Jesse Nieto was angry over the death of his son in the 2000 bombing of the U.S.S.-Cole in Yemen by Islamist militants. But officials at the military base where he worked told him he could not display the anti-Islamic decals on federal property.
The 25-year veteran has filed a federal lawsuit accusing base officials of violating his constitutional rights by requiring he remove them and preventing him from driving on federal installations.

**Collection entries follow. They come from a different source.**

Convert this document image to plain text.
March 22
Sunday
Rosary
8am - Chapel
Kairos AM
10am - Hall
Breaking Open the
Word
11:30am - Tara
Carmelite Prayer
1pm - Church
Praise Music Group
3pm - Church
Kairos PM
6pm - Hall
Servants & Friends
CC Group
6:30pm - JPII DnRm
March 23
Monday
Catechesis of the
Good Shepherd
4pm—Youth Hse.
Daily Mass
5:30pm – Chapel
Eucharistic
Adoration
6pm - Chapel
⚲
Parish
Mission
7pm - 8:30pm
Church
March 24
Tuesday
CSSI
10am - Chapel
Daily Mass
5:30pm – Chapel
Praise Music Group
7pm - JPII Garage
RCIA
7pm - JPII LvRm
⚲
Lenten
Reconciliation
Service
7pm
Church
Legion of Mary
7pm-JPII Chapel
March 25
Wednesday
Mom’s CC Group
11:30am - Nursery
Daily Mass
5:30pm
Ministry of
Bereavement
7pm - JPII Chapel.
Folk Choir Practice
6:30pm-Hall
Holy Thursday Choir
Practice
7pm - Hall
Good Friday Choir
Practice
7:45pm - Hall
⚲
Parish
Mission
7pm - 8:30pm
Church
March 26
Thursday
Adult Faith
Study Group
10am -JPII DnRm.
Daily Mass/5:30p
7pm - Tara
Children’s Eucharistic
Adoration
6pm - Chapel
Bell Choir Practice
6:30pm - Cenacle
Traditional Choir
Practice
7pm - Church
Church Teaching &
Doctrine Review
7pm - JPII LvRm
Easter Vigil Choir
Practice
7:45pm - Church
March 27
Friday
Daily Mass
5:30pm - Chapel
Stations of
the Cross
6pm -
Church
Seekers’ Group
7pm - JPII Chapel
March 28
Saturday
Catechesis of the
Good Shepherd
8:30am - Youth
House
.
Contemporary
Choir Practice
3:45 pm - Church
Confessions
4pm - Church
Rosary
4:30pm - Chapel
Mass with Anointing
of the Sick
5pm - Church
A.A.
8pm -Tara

Nieto’s youngest son Marc, 24, one of 17 U.S. Navy troops killed in the terrorist attacks, is buried at Arlington National Cemetery outside of Washington D.C. The ban on driving the offending car in federal installations blocks him from visiting his son’s grave, the lawsuit alleges, though public transportation is readily available.
In July, Nieto’s supervisor at Camp Lejeune in North Carolina, where he worked as a civilian in an electrical shop, threatened to fire him if he did not remove the stickers and police issued him a ticket for displaying “offensive material.”…
But since the ban does not prohibit speech in public areas, but rather restricted speech in a military location, it is not a free speech issue, said Ibrahim Hooper, communications director for the Council on American-Islamic Relations.
“I think it’s up to the military to decide what constitutes good order and discipline on military sites. I don’t think anyone is saying he can’t be an anti-Muslim bigot in public but we're talking about military sites,” Hooper told AlArabiya.net.